Last month, in Tyree v. Dennehy, the First Circuit upheld a Massachusetts prison regulation that prohibited prisoners from receiving sexually explicit mail asserting that the mail restriction met the 4-part test enunciated in Turner v. Safley:
Eleven pro se inmates appeal from the district court’s rejection of their challenge to a state regulation banning inmates’ receipt of publications that are “sexually explicit” or feature “nudity,” 103 C.M.R. § 481.15(3)(b), and to a policy banning the display of those publications or other “semi-nude, scantily clad, and/or sexually suggestive material” in inmates’ cells, 103 DOC 400.03(2)(c)(1) & (2). For the reasons given by the district court, Moses v. Dennehy, 523 F. Supp. 2d 57 (D. Mass. 2007), supplemented by the discussion below, we affirm the district court’s grant of summary judgment to the defendants.
Similarly, the Second Circuit, in Pilgrim v. Luther, recently affirmed a ruling that a prisoner’s First Amendment rights are not violated if he is prohibited from writing material that encourages inmates to participate in work stoppages.
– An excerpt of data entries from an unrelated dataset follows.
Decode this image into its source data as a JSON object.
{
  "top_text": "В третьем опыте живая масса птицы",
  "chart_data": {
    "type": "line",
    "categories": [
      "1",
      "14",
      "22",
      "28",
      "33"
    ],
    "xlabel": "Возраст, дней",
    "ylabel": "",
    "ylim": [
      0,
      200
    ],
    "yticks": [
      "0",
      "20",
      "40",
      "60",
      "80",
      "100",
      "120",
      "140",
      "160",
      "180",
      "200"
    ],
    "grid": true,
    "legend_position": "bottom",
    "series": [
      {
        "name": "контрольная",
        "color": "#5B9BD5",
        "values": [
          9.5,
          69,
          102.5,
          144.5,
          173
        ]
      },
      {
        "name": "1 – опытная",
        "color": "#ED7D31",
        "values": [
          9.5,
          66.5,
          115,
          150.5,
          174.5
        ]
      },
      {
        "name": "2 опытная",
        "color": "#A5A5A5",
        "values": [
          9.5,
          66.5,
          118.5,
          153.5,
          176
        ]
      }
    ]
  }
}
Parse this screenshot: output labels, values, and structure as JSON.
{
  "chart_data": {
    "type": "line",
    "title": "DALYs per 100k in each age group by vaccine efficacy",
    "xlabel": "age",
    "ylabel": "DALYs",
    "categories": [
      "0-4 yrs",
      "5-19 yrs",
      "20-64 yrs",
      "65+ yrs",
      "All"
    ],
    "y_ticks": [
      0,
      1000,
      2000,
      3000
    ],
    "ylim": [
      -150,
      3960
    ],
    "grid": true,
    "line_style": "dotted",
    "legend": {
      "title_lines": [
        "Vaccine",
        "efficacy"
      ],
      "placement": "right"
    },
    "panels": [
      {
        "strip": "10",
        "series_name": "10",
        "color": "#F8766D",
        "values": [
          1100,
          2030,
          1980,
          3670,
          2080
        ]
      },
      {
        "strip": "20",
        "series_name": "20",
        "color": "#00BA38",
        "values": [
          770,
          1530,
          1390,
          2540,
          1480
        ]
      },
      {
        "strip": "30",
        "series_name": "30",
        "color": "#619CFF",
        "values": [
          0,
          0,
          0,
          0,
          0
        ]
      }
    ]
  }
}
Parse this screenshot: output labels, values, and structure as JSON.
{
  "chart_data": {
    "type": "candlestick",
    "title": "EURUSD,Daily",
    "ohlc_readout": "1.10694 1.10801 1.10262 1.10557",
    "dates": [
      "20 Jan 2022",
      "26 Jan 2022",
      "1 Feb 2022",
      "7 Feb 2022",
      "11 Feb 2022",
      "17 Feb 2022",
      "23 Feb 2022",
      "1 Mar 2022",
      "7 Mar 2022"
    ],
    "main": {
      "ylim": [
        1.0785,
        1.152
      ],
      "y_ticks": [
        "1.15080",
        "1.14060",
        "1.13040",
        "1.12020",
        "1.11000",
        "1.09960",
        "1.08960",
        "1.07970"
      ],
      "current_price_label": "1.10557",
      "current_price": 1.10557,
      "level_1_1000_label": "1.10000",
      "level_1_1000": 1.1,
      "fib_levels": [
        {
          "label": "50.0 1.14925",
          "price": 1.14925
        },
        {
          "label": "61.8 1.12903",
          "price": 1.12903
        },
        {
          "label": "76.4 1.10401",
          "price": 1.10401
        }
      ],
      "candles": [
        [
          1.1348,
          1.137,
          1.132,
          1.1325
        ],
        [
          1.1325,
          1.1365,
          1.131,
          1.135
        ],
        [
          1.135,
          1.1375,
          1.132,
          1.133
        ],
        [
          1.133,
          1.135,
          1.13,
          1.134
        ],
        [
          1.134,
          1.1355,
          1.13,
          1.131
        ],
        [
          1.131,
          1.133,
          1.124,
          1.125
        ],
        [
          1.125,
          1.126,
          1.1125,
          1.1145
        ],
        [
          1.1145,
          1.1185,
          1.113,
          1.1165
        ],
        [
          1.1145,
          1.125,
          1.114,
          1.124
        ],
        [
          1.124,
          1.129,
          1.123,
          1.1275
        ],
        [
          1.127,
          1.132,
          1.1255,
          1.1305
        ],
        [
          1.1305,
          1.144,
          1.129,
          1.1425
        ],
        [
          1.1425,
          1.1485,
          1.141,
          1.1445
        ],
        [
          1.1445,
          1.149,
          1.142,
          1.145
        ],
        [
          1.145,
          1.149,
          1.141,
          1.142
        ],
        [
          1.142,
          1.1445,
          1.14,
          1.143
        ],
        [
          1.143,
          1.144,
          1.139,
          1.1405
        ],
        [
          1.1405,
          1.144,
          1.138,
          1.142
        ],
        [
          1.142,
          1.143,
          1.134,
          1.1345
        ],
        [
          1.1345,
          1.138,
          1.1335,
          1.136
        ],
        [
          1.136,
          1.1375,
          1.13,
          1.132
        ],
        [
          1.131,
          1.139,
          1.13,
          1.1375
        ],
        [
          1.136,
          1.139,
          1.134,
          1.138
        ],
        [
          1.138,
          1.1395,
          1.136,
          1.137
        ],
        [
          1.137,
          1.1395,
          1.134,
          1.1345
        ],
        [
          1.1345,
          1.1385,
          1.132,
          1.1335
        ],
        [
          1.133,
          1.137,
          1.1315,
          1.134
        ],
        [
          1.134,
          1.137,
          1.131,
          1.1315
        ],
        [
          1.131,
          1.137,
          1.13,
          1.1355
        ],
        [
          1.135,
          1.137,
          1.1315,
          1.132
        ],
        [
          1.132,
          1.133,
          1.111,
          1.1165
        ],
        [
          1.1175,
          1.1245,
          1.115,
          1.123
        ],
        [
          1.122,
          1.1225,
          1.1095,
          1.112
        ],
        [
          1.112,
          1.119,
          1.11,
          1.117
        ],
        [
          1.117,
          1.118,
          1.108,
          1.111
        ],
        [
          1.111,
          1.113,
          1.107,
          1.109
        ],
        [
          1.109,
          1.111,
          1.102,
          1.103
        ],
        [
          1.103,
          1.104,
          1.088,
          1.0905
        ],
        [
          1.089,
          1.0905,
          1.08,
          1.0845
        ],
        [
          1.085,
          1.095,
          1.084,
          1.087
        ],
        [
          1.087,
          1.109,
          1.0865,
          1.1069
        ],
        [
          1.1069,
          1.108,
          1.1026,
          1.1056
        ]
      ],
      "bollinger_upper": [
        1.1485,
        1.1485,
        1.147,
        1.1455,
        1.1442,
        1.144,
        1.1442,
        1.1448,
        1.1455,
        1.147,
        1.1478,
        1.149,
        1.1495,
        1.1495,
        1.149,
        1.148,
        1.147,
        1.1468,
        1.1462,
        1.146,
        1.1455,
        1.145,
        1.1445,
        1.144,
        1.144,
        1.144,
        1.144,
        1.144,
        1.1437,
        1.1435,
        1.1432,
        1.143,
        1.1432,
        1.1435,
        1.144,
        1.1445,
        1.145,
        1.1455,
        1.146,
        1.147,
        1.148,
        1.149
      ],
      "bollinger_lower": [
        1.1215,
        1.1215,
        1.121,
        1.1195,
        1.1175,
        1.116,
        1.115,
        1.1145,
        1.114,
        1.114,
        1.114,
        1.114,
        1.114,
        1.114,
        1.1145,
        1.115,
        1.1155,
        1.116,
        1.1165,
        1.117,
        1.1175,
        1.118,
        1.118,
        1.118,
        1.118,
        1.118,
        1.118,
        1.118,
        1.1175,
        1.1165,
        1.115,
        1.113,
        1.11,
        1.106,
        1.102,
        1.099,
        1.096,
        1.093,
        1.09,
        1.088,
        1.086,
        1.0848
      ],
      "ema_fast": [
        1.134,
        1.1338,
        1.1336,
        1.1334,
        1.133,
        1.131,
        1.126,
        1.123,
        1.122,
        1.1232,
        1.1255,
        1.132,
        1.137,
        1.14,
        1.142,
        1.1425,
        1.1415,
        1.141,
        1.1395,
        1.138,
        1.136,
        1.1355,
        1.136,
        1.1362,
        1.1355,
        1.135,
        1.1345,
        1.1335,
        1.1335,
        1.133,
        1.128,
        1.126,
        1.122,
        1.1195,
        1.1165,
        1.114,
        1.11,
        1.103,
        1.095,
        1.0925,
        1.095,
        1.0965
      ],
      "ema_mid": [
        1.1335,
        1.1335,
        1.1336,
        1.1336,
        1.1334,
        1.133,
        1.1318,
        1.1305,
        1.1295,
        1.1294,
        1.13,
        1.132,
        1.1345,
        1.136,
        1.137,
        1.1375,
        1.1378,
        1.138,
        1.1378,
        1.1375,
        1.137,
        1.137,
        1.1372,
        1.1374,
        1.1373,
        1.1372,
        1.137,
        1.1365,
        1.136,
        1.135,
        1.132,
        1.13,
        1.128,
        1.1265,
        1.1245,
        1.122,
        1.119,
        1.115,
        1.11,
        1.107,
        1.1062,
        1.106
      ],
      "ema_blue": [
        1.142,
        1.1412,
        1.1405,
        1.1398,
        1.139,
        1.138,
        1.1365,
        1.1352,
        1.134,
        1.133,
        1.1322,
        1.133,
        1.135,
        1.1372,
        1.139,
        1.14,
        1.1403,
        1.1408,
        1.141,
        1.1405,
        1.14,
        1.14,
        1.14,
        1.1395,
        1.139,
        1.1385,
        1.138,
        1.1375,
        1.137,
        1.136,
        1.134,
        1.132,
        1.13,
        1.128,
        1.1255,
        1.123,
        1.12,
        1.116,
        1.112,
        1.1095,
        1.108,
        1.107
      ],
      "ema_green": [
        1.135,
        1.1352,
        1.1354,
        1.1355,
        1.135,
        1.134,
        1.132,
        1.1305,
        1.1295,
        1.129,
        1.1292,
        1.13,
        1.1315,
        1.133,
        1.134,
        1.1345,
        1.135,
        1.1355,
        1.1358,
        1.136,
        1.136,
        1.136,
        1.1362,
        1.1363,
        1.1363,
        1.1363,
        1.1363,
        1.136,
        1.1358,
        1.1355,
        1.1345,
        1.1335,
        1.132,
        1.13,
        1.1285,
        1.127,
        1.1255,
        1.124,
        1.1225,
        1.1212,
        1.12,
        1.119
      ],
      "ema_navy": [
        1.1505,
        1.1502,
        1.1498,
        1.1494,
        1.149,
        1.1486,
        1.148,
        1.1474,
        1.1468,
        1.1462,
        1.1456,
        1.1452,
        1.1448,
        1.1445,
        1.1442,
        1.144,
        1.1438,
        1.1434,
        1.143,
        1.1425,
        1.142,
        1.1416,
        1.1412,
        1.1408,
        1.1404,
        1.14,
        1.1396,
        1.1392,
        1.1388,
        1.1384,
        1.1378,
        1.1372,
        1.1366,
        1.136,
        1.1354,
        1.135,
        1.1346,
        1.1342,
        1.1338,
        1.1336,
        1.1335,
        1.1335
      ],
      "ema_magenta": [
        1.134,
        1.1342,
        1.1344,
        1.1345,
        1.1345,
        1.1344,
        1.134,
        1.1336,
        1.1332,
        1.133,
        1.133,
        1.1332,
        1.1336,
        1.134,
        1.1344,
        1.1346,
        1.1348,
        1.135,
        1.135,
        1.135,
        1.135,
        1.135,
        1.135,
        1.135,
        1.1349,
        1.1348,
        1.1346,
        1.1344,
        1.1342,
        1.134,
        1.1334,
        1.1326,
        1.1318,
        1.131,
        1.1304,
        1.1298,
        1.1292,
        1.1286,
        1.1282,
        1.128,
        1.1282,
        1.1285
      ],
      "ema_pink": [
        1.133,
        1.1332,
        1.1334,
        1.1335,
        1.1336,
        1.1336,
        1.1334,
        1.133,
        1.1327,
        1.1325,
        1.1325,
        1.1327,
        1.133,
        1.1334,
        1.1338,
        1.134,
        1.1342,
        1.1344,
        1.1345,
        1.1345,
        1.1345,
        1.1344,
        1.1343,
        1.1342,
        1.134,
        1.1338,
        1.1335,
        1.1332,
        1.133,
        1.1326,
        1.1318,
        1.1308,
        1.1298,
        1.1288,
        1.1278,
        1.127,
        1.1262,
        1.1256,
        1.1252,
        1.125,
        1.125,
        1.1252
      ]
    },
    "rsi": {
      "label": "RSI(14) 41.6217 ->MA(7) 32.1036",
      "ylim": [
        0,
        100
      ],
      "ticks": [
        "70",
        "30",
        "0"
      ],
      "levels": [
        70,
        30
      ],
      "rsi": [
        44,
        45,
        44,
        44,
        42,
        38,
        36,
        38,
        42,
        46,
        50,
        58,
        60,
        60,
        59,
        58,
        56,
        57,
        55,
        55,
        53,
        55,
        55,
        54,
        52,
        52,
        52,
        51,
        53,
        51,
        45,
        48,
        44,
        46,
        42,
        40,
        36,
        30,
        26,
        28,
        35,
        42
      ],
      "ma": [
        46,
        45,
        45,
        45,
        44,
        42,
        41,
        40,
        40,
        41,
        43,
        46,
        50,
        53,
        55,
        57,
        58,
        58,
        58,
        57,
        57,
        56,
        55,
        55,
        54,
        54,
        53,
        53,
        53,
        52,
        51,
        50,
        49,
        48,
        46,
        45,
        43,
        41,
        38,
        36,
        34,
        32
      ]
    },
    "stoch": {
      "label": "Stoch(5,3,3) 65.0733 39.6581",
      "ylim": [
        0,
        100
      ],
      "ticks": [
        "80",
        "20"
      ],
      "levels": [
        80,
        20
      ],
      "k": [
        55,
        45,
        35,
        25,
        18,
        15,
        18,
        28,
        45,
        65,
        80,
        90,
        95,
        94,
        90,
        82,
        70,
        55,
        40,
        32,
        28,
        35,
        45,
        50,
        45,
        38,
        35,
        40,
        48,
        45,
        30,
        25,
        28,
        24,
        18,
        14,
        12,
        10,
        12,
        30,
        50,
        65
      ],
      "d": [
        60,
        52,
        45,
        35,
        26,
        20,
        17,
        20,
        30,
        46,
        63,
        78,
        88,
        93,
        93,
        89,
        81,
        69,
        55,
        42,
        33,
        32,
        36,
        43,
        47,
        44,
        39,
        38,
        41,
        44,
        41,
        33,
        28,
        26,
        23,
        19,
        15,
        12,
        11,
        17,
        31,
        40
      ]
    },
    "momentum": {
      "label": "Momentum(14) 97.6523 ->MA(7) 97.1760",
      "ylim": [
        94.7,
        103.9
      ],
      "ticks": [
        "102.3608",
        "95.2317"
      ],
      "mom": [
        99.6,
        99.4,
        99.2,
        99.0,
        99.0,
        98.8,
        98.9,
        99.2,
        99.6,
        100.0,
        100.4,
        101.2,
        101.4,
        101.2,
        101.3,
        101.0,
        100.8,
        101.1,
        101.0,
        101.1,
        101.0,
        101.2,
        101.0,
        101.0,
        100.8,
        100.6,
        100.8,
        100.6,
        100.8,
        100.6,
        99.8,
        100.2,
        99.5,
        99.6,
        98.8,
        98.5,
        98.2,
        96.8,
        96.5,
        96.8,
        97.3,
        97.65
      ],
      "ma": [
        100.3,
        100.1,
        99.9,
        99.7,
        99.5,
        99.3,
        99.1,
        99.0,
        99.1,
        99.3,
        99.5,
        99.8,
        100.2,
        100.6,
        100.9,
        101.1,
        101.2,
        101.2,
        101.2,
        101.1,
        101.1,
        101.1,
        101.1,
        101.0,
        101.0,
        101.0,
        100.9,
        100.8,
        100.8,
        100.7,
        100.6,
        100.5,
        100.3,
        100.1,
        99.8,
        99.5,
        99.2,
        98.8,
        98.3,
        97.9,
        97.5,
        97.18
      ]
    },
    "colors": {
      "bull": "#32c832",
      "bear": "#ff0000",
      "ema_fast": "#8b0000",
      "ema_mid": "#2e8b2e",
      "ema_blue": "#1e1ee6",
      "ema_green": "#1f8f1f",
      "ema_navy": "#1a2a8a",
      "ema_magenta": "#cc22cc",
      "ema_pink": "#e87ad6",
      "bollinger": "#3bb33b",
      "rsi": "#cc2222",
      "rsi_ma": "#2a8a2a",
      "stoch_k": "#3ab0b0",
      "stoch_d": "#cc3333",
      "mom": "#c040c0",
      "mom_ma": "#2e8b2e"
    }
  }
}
Plaintiff-appellant, an inmate in New York’s correctional system who appears pro se, brought this suit under 42 U.S.C. § 1983, alleging that defendants—three prison officials—violated his constitutional rights to free speech and due process of law in the course of an investigation and disciplinary hearing. We write principally to address plaintiff’s argument that defendants retaliated against him, in violation of the First Amendment, for writing a pamphlet that urged inmates to participate in “work stoppages.” We hold that this claim fails as a matter of law.